Shares of ArQule (NASDAQ:ARQL) rose more than 53% last month, according to data provided by S&P Global Market Intelligence. The clinical-stage pharmaceutical company reported promising data from two early-stage clinical trials. ARQ 531 flashed its potential to treat a range of cancers affecting white blood cells that have stubbornly resisted other treatments, while ARQ 092 demonstrated promise in treating rare overgrowth diseases.
Management wisely took advantage of the highest stock price since the early 2000s to raise capital through a public stock offering. Surprisingly, despite the dilution, Wall Street sent shares even higher on that news. The offering could raise up to $103.5 million in gross proceeds, which is a nice chunk of change considering ArQule ended March with $92 million in cash on hand.
There's no denying June was a great month for the business. The early results from ARQ 531 suggest that the company's approach has merit. The drug candidate is a reversible inhibitor of a protein called BTK, which is commonly expressed in white blood cell cancers such as lymphomas and leukemias. The problem is that other treatments bind to the protein permanently, which can cause the cancer to mutate resistance. ARQ 531 might alleviate that risk by letting go of its target, therefore making cancer cells more susceptible to attack for longer periods of time. Four of six patients tested achieved a partial response, including one patient who's received treatment for two years.

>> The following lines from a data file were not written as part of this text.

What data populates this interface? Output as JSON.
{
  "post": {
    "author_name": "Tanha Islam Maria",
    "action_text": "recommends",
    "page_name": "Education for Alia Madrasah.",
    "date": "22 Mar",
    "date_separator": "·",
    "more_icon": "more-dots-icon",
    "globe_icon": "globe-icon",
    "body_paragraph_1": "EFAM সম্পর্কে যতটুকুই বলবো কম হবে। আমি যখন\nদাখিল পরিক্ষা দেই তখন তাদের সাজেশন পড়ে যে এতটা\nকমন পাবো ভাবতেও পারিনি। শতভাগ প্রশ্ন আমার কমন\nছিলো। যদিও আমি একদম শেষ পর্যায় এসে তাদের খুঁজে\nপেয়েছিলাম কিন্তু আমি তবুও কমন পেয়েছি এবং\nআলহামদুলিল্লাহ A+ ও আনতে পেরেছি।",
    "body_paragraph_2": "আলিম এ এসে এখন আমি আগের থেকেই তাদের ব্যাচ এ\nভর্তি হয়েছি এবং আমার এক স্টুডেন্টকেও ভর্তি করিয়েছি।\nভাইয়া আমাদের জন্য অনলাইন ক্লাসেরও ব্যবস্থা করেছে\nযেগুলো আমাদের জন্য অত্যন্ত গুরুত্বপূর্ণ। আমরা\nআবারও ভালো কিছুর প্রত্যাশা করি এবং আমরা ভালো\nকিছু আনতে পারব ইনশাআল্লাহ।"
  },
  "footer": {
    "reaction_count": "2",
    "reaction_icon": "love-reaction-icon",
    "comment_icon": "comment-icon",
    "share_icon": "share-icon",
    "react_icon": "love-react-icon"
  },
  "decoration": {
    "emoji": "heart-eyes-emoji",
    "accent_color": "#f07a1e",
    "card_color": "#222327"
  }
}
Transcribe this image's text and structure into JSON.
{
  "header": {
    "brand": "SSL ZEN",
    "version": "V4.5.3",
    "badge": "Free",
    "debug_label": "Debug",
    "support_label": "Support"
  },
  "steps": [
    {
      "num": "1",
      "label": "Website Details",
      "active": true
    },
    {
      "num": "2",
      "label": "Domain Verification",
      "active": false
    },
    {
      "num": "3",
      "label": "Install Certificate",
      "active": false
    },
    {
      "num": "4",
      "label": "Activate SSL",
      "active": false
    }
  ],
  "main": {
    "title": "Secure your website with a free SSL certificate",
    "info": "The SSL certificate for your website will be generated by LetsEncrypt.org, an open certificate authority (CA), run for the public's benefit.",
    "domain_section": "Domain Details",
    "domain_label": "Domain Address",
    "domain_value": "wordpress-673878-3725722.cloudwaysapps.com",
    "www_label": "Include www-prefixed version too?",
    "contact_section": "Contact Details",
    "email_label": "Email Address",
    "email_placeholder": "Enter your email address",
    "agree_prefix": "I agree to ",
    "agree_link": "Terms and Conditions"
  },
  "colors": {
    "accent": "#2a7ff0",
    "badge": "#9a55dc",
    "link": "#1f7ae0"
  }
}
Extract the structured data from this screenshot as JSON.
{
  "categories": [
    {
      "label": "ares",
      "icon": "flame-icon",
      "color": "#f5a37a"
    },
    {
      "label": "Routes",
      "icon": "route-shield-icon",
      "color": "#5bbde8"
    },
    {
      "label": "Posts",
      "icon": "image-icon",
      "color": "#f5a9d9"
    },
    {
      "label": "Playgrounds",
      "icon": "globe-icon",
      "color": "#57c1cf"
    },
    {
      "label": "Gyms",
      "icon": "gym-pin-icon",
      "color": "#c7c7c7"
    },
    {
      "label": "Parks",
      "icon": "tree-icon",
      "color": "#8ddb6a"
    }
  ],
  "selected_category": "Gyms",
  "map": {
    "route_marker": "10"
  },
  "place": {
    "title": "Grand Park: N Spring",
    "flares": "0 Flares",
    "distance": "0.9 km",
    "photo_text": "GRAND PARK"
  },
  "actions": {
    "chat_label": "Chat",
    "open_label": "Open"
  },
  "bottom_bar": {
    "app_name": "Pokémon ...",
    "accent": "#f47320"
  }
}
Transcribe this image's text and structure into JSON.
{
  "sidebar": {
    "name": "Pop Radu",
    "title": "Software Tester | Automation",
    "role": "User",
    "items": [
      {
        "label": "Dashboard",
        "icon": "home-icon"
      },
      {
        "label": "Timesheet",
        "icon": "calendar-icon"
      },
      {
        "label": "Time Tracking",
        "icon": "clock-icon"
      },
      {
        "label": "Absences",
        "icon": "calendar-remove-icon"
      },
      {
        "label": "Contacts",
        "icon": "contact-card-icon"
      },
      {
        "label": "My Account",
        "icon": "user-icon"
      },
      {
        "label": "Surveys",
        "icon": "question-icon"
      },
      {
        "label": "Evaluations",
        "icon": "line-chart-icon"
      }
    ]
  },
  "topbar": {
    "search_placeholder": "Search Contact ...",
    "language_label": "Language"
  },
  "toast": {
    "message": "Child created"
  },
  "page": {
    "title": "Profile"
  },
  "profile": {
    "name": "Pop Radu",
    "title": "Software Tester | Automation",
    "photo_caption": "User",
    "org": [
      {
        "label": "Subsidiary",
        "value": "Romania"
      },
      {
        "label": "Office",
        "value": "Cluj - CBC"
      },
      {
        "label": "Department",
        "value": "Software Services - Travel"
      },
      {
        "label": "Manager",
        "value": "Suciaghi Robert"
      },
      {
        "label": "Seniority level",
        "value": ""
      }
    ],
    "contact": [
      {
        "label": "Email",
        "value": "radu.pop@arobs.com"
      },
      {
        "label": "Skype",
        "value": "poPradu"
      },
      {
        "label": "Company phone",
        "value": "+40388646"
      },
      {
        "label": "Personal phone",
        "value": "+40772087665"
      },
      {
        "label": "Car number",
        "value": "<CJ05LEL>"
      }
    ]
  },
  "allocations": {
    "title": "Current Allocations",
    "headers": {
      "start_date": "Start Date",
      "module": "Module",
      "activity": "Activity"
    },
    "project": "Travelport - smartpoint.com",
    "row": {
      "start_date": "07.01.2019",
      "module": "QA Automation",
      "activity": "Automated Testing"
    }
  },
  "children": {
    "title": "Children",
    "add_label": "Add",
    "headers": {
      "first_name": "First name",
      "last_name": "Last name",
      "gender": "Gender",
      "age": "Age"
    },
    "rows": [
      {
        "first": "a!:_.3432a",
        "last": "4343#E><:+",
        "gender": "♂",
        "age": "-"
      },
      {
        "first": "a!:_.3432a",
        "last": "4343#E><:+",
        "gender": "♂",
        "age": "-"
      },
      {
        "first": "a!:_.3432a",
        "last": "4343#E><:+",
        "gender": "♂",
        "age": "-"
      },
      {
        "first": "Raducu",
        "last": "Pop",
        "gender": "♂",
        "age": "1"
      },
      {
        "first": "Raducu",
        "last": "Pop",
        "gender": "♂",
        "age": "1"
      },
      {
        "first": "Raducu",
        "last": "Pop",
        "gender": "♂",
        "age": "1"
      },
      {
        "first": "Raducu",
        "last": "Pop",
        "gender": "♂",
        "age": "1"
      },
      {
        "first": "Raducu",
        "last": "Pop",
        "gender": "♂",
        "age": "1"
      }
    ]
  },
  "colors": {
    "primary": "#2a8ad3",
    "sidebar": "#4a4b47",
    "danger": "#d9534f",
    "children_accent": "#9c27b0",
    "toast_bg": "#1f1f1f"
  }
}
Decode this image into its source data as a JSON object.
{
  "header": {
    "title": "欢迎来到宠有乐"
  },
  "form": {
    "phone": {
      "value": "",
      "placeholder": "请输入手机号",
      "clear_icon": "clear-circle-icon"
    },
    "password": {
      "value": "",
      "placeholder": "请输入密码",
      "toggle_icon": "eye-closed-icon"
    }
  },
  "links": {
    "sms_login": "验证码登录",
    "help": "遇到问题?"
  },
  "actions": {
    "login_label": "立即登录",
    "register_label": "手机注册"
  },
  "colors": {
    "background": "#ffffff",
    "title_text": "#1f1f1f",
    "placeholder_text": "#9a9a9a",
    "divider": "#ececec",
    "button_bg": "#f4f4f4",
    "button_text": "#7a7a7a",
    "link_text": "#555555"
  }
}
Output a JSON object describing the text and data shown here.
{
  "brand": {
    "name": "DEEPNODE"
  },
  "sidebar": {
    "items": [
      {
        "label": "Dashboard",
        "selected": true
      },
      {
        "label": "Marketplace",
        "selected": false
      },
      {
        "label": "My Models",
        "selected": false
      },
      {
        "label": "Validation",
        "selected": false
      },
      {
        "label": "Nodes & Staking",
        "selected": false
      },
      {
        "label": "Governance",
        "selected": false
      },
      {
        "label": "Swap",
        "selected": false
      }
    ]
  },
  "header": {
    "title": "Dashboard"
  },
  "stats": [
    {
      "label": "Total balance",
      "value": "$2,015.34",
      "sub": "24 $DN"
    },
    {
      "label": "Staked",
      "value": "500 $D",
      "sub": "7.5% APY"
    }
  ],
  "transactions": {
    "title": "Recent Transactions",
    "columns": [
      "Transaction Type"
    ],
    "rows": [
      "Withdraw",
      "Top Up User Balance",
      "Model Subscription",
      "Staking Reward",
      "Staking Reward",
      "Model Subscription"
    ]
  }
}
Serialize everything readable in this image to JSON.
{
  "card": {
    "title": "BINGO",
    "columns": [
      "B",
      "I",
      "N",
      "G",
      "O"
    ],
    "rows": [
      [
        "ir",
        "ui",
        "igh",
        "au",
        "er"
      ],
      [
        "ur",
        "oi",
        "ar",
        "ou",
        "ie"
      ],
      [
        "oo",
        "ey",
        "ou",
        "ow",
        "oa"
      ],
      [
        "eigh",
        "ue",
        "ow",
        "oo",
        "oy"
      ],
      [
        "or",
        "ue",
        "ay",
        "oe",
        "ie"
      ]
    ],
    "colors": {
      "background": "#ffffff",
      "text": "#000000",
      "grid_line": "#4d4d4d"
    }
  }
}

The data from ARQ 092 are also impressive, albeit less so. The drug candidate inhibits a protein called ATK, which causes various overgrowth syndromes and plays a role in some cancers, too. There are currently no approved ATK inhibitors on the market. Couple that with the fact that 9 of the 17 patients had stable disease after one year of treatment, and there's reason to suspect ArQule could be onto something. However, the endpoints of the next clinical trial (reduction in lesion size) might be more challenging to meet considering only 1 of the 17 patients in the preliminary data met that mark. Investors should probably temper expectations.
Meanwhile, bolstering the balance sheet is generally a solid development for an early-stage pharma company with a maturing pipeline. The business now should have enough capital to get to the stage of data readouts for ARQ 531, ARQ 092, and other drug candidates.
ArQule is now valued at a market cap of $1.3 billion. Considering the company had struggled to top $400 million for much of the last decade, that's a sign that investors are clearly optimistic about the pipeline's future. Of course, while clinical results from select early-stage trials were encouraging, investors should remember that there's a long road ahead.